After seeing JAMC at V Festival over the weekend, I wasn’t sure what my feelings were. I suppose I was a bit underwhelmed, but I think that can be partly attributed to the whole festival atmosphere that you get sometimes. The chance to see them at their own show in a good arena was something I couldn’t pass up, and I felt honoured that someone of my age could have the chance to see one of the great bands of modern music. Just as at V Fest, Jim Reid’s voice was spot on. It’s quite amazing that that is the case. And while they perhaps aren’t the most active of performers, I still got the feeling that they were thoroughly enjoying what they were doing, and that’s such an important factor when you go to see a band, especially one that has been doing it for years. My only disappoint was the lack of Psychocandy material in the set (would’ve loved to have seen ‘Never Understand’ or ‘Something’s Wrong’), but for the general atmosphere and musical precision, it was one of the better shows I’ve seen of late. Also, for once, a good Sydney crowd. I don’t think I had one single encounter with an irritating fan, nor did I have a problem seeing, what with the sloped Enmore floor. So in that aspect, another big winner of a gig.
I went to the show with my currently non-girlfriend, and we bumped into a previous girlfriend of mine who was with her boyfriend of the same name as myself. It was actually quite nice though, although I did feel a touch sized-up by my opposite number (‘What are you doing at uni?’).
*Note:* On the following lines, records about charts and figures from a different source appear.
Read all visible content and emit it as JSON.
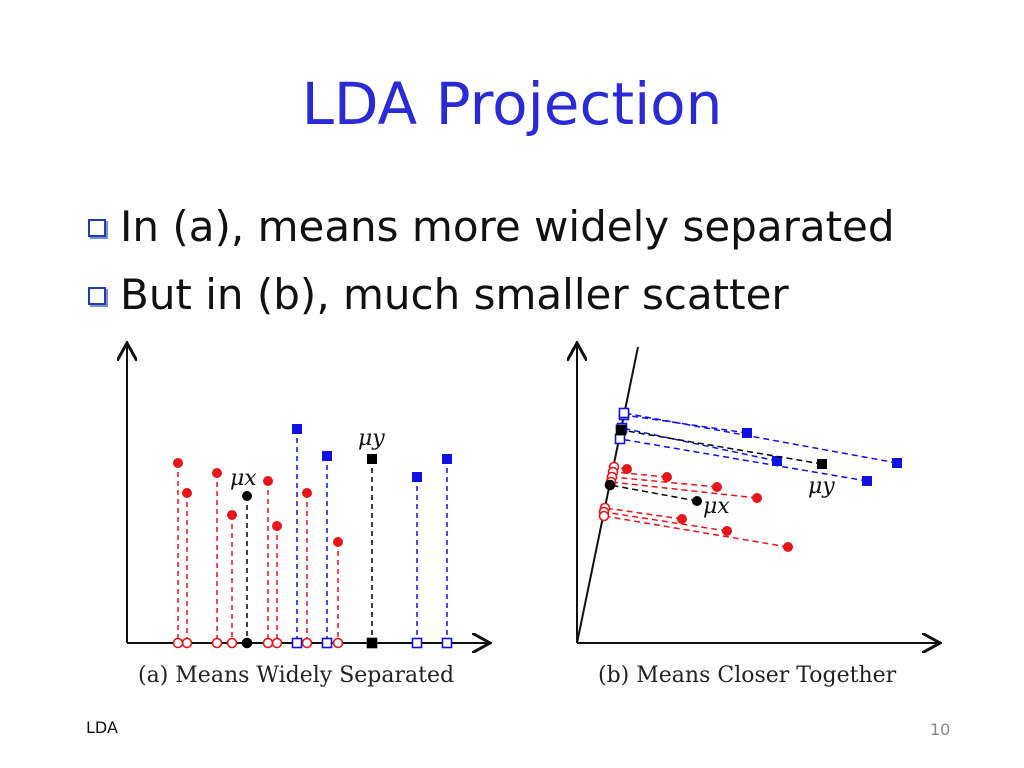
{
  "slide": {
    "title": "LDA Projection",
    "bullets": [
      "In (a), means more widely separated",
      "But in (b), much smaller scatter"
    ],
    "footer_left": "LDA",
    "page_number": "10"
  },
  "figure_a": {
    "caption": "(a) Means Widely Separated",
    "mu_x_label": "μx",
    "mu_y_label": "μy"
  },
  "figure_b": {
    "caption": "(b) Means Closer Together",
    "mu_x_label": "μx",
    "mu_y_label": "μy"
  },
  "colors": {
    "red": "#e8151b",
    "blue": "#1212e6",
    "black": "#000000",
    "title": "#2a2ad6"
  }
}
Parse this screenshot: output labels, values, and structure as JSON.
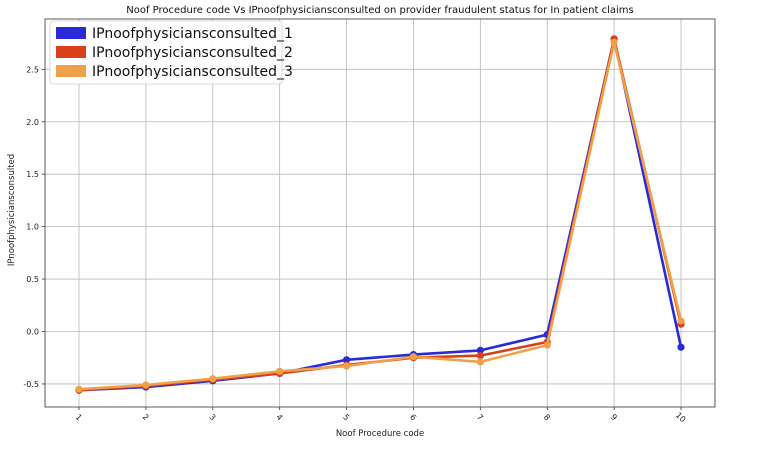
{
  "chart_data": {
    "type": "line",
    "title": "Noof Procedure code Vs IPnoofphysiciansconsulted on provider fraudulent status for In patient claims",
    "xlabel": "Noof Procedure code",
    "ylabel": "IPnoofphysiciansconsulted",
    "categories": [
      "1",
      "2",
      "3",
      "4",
      "5",
      "6",
      "7",
      "8",
      "9",
      "10"
    ],
    "ylim": [
      -0.72,
      2.98
    ],
    "yticks": [
      "-0.5",
      "0.0",
      "0.5",
      "1.0",
      "1.5",
      "2.0",
      "2.5"
    ],
    "ytick_values": [
      -0.5,
      0.0,
      0.5,
      1.0,
      1.5,
      2.0,
      2.5
    ],
    "grid": true,
    "legend_position": "top-left",
    "series": [
      {
        "name": "IPnoofphysiciansconsulted_1",
        "color": "#2a2ad8",
        "values": [
          -0.56,
          -0.53,
          -0.47,
          -0.4,
          -0.27,
          -0.22,
          -0.18,
          -0.03,
          2.79,
          -0.15
        ]
      },
      {
        "name": "IPnoofphysiciansconsulted_2",
        "color": "#d9401a",
        "values": [
          -0.56,
          -0.52,
          -0.46,
          -0.4,
          -0.32,
          -0.25,
          -0.23,
          -0.1,
          2.79,
          0.07
        ]
      },
      {
        "name": "IPnoofphysiciansconsulted_3",
        "color": "#f0a048",
        "values": [
          -0.55,
          -0.51,
          -0.45,
          -0.38,
          -0.33,
          -0.24,
          -0.29,
          -0.13,
          2.76,
          0.1
        ]
      }
    ]
  }
}
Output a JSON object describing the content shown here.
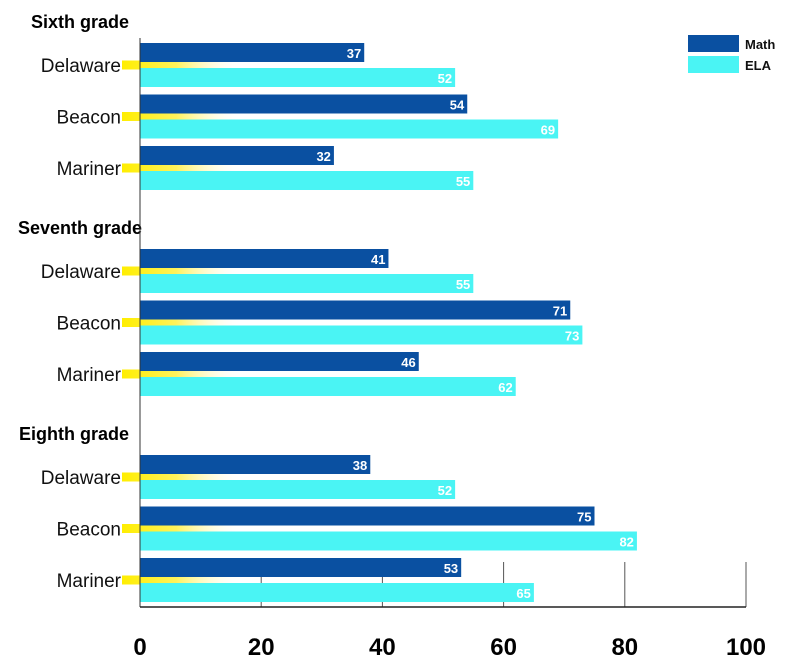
{
  "chart_data": {
    "type": "bar",
    "orientation": "horizontal",
    "groups": [
      {
        "title": "Sixth grade",
        "schools": [
          "Delaware",
          "Beacon",
          "Mariner"
        ]
      },
      {
        "title": "Seventh grade",
        "schools": [
          "Delaware",
          "Beacon",
          "Mariner"
        ]
      },
      {
        "title": "Eighth grade",
        "schools": [
          "Delaware",
          "Beacon",
          "Mariner"
        ]
      }
    ],
    "series": [
      {
        "name": "Math",
        "color": "#0a50a1",
        "values": [
          37,
          54,
          32,
          41,
          71,
          46,
          38,
          75,
          53
        ]
      },
      {
        "name": "ELA",
        "color": "#4af4f4",
        "values": [
          52,
          69,
          55,
          55,
          73,
          62,
          52,
          82,
          65
        ]
      }
    ],
    "xlim": [
      0,
      100
    ],
    "xticks": [
      0,
      20,
      40,
      60,
      80,
      100
    ],
    "grid": "vertical",
    "legend": "top-right"
  }
}
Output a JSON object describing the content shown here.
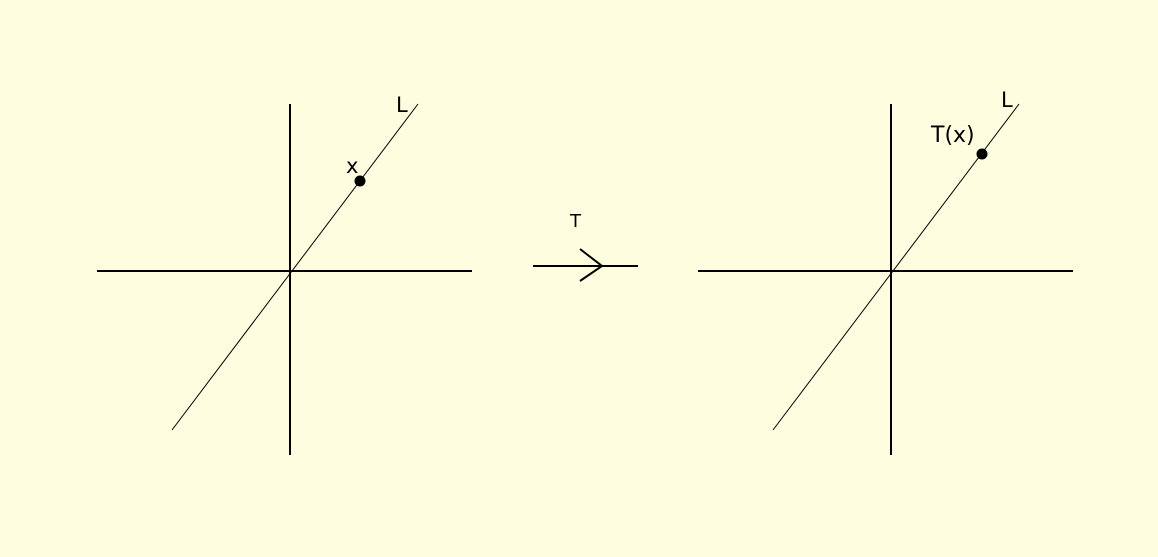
{
  "colors": {
    "background": "#fefde0",
    "ink": "#000000"
  },
  "left_panel": {
    "line_label": "L",
    "point_label": "x"
  },
  "transform": {
    "label": "T"
  },
  "right_panel": {
    "line_label": "L",
    "point_label": "T(x)"
  }
}
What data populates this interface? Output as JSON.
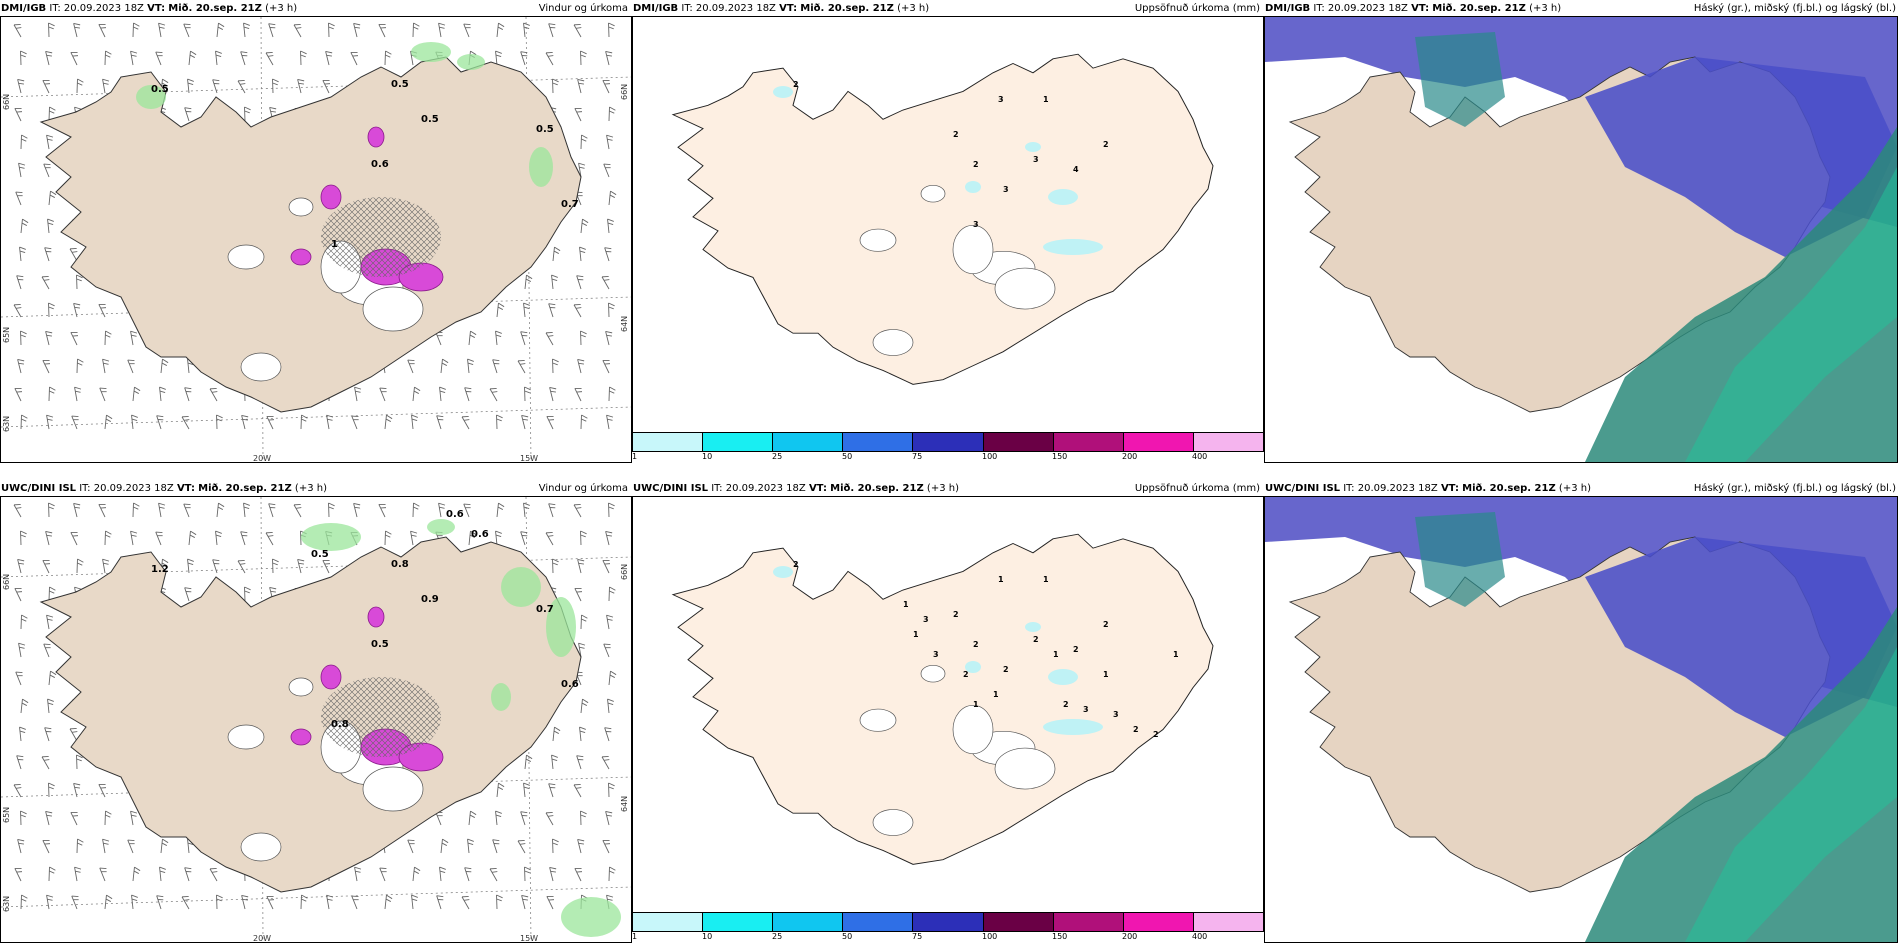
{
  "rows": [
    {
      "model": "DMI/IGB",
      "it_label": "IT:",
      "it_value": "20.09.2023 18Z",
      "vt_label": "VT:",
      "vt_value": "Mið. 20.sep. 21Z",
      "lead": "(+3 h)",
      "titles": [
        "Vindur og úrkoma",
        "Uppsöfnuð úrkoma (mm)",
        "Háský (gr.), miðský (fj.bl.) og lágský (bl.)"
      ]
    },
    {
      "model": "UWC/DINI ISL",
      "it_label": "IT:",
      "it_value": "20.09.2023 18Z",
      "vt_label": "VT:",
      "vt_value": "Mið. 20.sep. 21Z",
      "lead": "(+3 h)",
      "titles": [
        "Vindur og úrkoma",
        "Uppsöfnuð úrkoma (mm)",
        "Háský (gr.), miðský (fj.bl.) og lágský (bl.)"
      ]
    }
  ],
  "axis_labels": {
    "lat": [
      "66N",
      "65N",
      "64N",
      "63N"
    ],
    "lon": [
      "20W",
      "15W"
    ]
  },
  "precip_labels_row1": [
    "0.5",
    "0.5",
    "0.5",
    "0.7",
    "0.6",
    "1",
    "0.5"
  ],
  "precip_labels_row2": [
    "0.8",
    "0.9",
    "0.7",
    "0.6",
    "0.5",
    "0.8",
    "1.2",
    "0.6",
    "0.5",
    "0.6"
  ],
  "accum_labels_row1": [
    "2",
    "3",
    "1",
    "3",
    "4",
    "3",
    "3",
    "2",
    "2",
    "2"
  ],
  "accum_labels_row2": [
    "2",
    "1",
    "1",
    "2",
    "2",
    "2",
    "1",
    "2",
    "2",
    "2",
    "1",
    "3",
    "1",
    "3",
    "2",
    "1",
    "1",
    "2",
    "3",
    "1",
    "3",
    "2",
    "2",
    "1"
  ],
  "colorbar": {
    "ticks": [
      "1",
      "10",
      "25",
      "50",
      "75",
      "100",
      "150",
      "200",
      "400"
    ],
    "colors": [
      "#c8f7fa",
      "#19eef2",
      "#10c6f0",
      "#2f6fe6",
      "#2c2fb8",
      "#6a0045",
      "#b0107a",
      "#f016b0",
      "#f5b4ee"
    ]
  }
}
But otherwise it was a nice chance meeting. Matters of a relationship nature, however, grew more confusing overnight, and I remain in this purgatory of uncertainty as to what should be done.
That’s how it is though, and it’s not as if my life will forever be this way, as much as it feels like time is rushing by. Things will resolve, sooner or later, and I will reach a point of contentness.
Back to bizarro world, for the moment though.